How do we decide on what architecture to use while solving a problem using neural networks? Should we use no hidden layers? One hidden layer? Two hidden layers? How large should each layer be?
There are three types of layers in neural networks.
The input layer contains neurons equal to number of features.
There is one output layer. Most of the time, it has only one neuron.
In most of the problems, one hidden layer would suffice. In practice, it’s often the case that 3 layer hidden network would outperform 2 layer network but going deeper rarely helps.
Neural networks with more layers (simply, more neurons) can express more complicated functions. They will always work better than smaller networks, but they might overfit – the network won’t generalize well. The overfitting can be controlled by regularization such as L2 and dropout regularization.

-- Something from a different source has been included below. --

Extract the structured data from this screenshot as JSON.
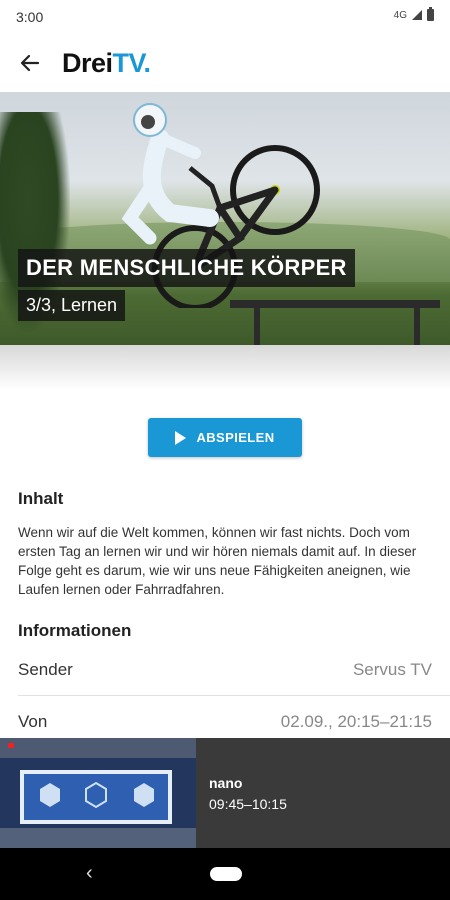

Add layers until you start to overfit your training set. Then you add dropout or another regularization method. — Geoff Hinton
What about the size (number of neurons) of hidden layer? The optimal size of the hidden layer is usually between the size of the input and size of the output layers.
We can also follow Occam’s razor that simple is better than complex. There are five approaches that people use to build simple neural networks.
The takeaway is that you should not be using smaller networks because you are afraid of overfitting. Instead, you should use a big neural network, and use regularization techniques to control overfitting. The reason being the smaller networks are harder to train with local methods such as gradient descent.
Start with one hidden layer and keep adding until you get the desired performance. Use regularization and cross-validation.